Find the source of lead poisoning and eliminate it

However, in addition to removing lead from the child’s body, it is essential to identify the source of the lead and remove it from the home. Otherwise, the child will be poisoned again. In some cases, the cause is obvious, but in other cases, a thorough investigation is necessary.

If the source is determined to be the house’s water supply, expensive plumbing work may need to be done. for example, kitchen plumbing services. If it is lead paint, a trained expert should be hired to completely remove or seal it.


If the child has already suffered some minor brain damage from lead exposure, it may be reversed. Children’s brains are highly adaptable and are still growing and developing, and new neural pathways can be formed to correct the deficit.

Additionally, supplements like ginkgo and fish oil can improve brain health, and brain training games can significantly improve cognitive abilities.

Brain training games are played like video games and improve memory and cognitive functioning. You’ll find many of these online, both as free downloads and for purchase.

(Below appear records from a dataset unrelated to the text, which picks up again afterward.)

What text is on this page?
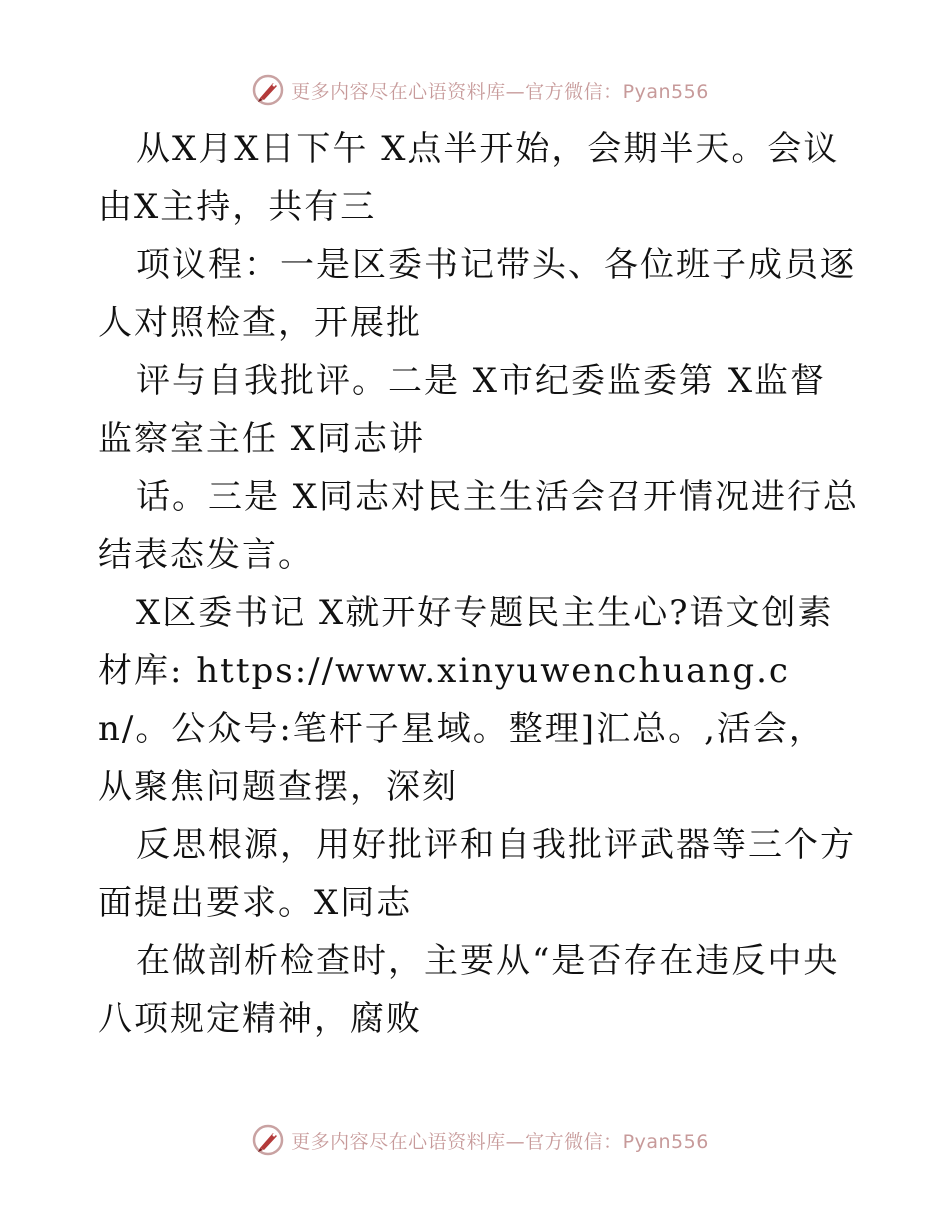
更多内容尽在心语资料库—官方微信：Pyan556

从X月X日下午 X点半开始，会期半天。会议由X主持，共有三

项议程：一是区委书记带头、各位班子成员逐人对照检查，开展批

评与自我批评。二是 X市纪委监委第 X监督监察室主任 X同志讲

话。三是 X同志对民主生活会召开情况进行总结表态发言。

X区委书记 X就开好专题民主生心?语文创素材库: https://www.xinyuwenchuang.cn/。公众号:笔杆子星域。整理]汇总。,活会，从聚焦问题查摆，深刻

反思根源，用好批评和自我批评武器等三个方面提出要求。X同志

在做剖析检查时，主要从“是否存在违反中央八项规定精神，腐败

更多内容尽在心语资料库—官方微信：Pyan556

You have probably heard of Lumosity, the best known brand. They offer games that have been shown to increase the brain’s processing speed, improve memory, increase focus and attention, and improve mental flexibility. They also provide videos that help develop better math and word skills.

Watch out for the kidneys

Lead exposure can also cause kidney damage. Kidney damage is more difficult to detect than cognitive impairment. Some signs of kidney damage include:

  • Dry itchy skin
  • Swollen eyes
  • Muscle cramps
  • Fatigue

If your pediatrician diagnoses high lead levels, ask your pediatrician to test your child’s kidney function as well. They will collect urine and blood samples to diagnose.

If your pediatrician diagnoses high lead levels, ask your pediatrician to test your child’s kidney function as well. They will collect urine and blood samples to diagnose.

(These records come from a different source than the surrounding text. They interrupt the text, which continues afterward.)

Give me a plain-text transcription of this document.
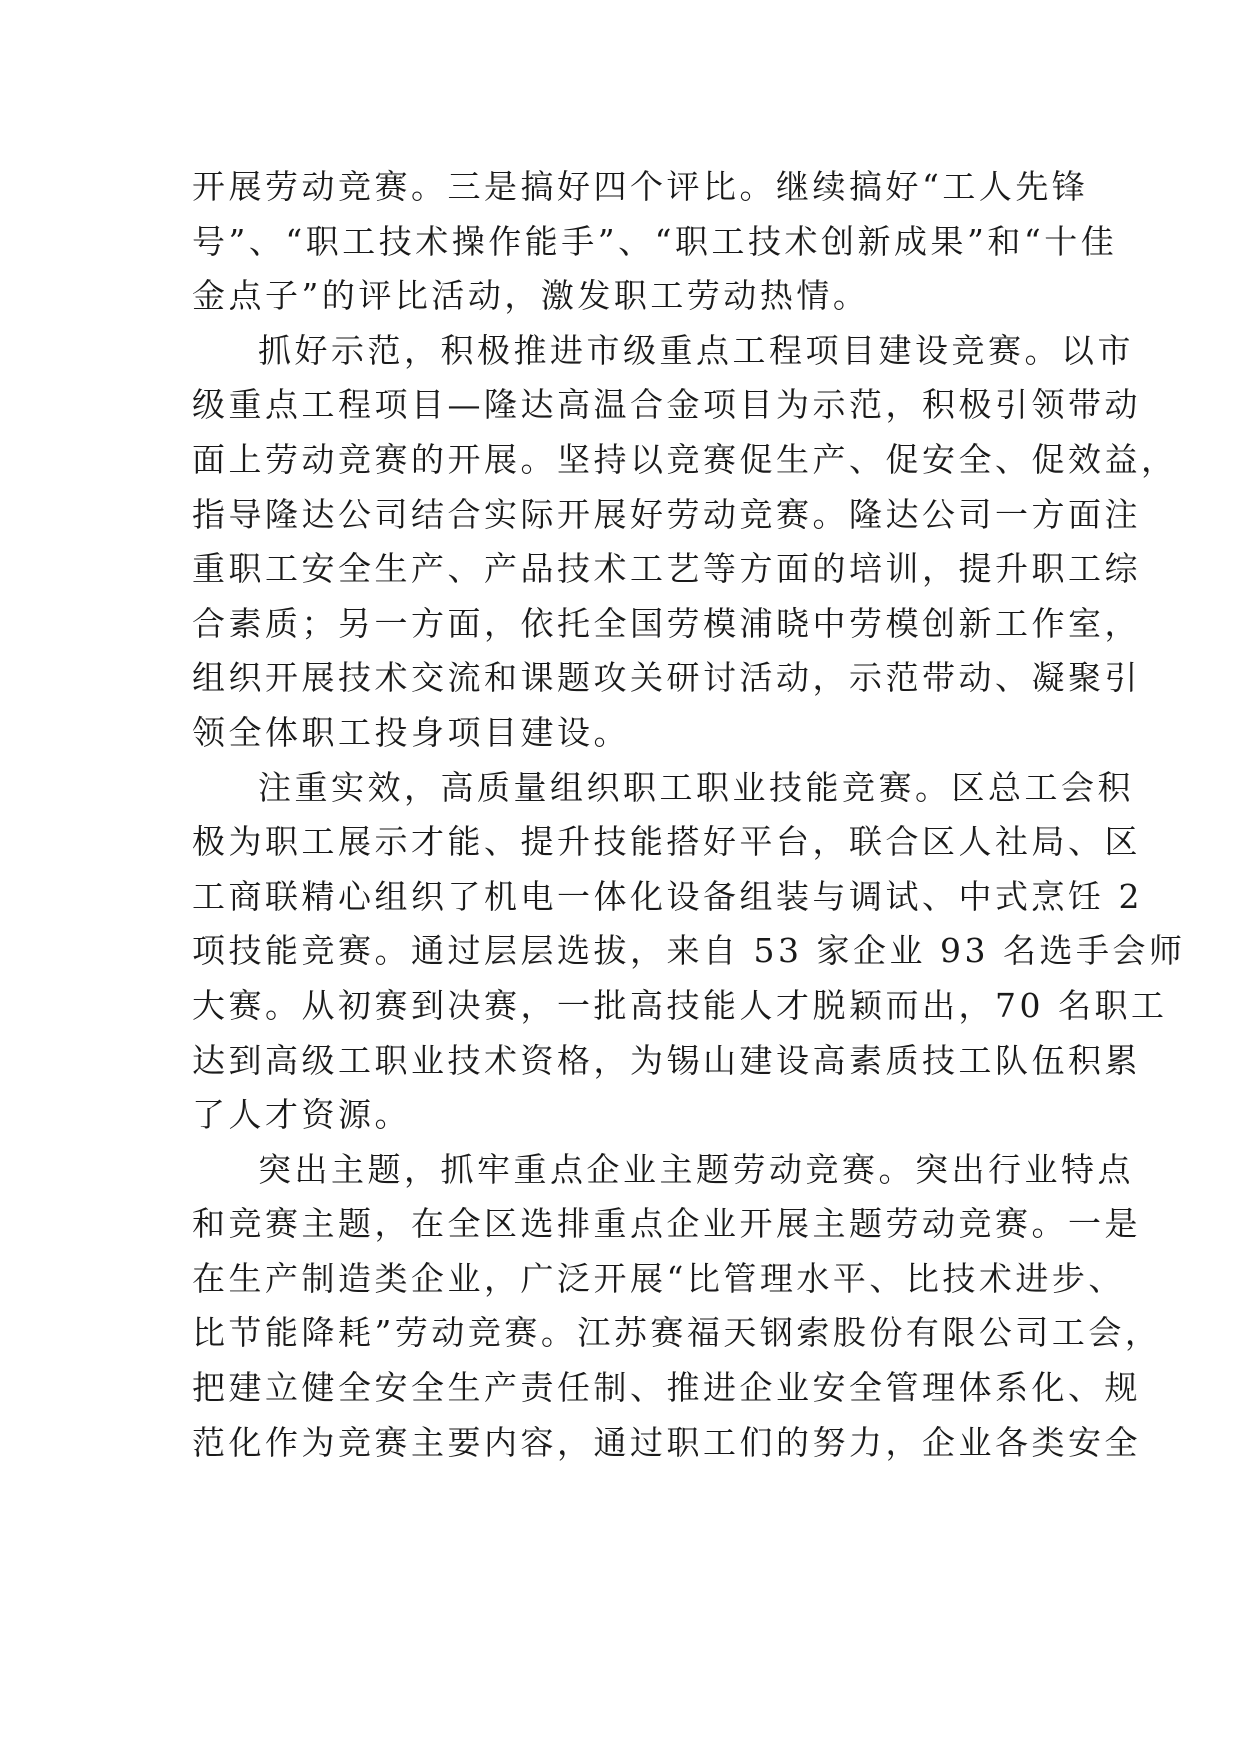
开展劳动竞赛。三是搞好四个评比。继续搞好“工人先锋
号”、“职工技术操作能手”、“职工技术创新成果”和“十佳
金点子”的评比活动，激发职工劳动热情。
抓好示范，积极推进市级重点工程项目建设竞赛。以市
级重点工程项目—隆达高温合金项目为示范，积极引领带动
面上劳动竞赛的开展。坚持以竞赛促生产、促安全、促效益，
指导隆达公司结合实际开展好劳动竞赛。隆达公司一方面注
重职工安全生产、产品技术工艺等方面的培训，提升职工综
合素质；另一方面，依托全国劳模浦晓中劳模创新工作室，
组织开展技术交流和课题攻关研讨活动，示范带动、凝聚引
领全体职工投身项目建设。
注重实效，高质量组织职工职业技能竞赛。区总工会积
极为职工展示才能、提升技能搭好平台，联合区人社局、区
工商联精心组织了机电一体化设备组装与调试、中式烹饪 2
项技能竞赛。通过层层选拔，来自 53 家企业 93 名选手会师
大赛。从初赛到决赛，一批高技能人才脱颖而出，70 名职工
达到高级工职业技术资格，为锡山建设高素质技工队伍积累
了人才资源。
突出主题，抓牢重点企业主题劳动竞赛。突出行业特点
和竞赛主题，在全区选排重点企业开展主题劳动竞赛。一是
在生产制造类企业，广泛开展“比管理水平、比技术进步、
比节能降耗”劳动竞赛。江苏赛福天钢索股份有限公司工会，
把建立健全安全生产责任制、推进企业安全管理体系化、规
范化作为竞赛主要内容，通过职工们的努力，企业各类安全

Lead poisoning prevention is key

Therefore, the best approach is prevention. Before starting a family, carefully inspect the home for possible signs of lead-based paint and remedy the situation.

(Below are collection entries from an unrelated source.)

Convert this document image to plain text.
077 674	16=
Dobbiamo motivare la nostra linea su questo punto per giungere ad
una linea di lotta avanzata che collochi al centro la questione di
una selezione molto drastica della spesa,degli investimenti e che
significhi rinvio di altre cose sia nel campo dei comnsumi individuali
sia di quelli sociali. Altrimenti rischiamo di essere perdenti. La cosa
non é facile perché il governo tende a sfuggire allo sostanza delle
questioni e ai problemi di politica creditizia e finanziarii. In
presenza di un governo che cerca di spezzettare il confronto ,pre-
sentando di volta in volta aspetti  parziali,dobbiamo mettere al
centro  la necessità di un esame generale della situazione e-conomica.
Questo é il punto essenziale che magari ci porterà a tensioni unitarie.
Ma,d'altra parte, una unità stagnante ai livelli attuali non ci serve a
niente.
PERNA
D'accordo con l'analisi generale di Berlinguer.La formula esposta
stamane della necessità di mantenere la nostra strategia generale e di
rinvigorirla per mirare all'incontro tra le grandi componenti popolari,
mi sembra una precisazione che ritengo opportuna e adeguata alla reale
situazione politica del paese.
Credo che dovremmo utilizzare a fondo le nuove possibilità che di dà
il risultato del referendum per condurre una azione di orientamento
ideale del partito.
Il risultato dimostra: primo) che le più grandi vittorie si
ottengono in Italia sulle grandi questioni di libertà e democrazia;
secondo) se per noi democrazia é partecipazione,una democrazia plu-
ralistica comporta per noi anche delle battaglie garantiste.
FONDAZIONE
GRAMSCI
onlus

Test the water for lead. Many communities offer free water testing, and if yours doesn’t, an independent lab can test it for you. Finally, think of other ways you might be introducing lead into your environment.

After you bring your baby home, follow the recommendation to take a blood sample and test for lead at ages one and two. If you notice any of the signs and symptoms described in this article, take your child immediately for testing and treatment.

Final Thoughts on Screening for Lead Poisoning in Your Child

The human body does not need lead, and exposure to lead can cause significant health problems and even death. However, infants and young children are especially vulnerable to lead. They can get it from many possible sources in the home, and when it builds up in a child’s body, it can harm all parts of the body, particularly the brain.

If lead poisoning is not detected and treated early, the child may develop the following:

  • Learning problems
  • Reduced cognitive function
  • Behavioral abnormalities

Unfortunately, you will see very few early signs and symptoms that your child has lead poisoning. This is because they tend to only occur after significant amounts of lead have accumulated in the body and are quite non-specific.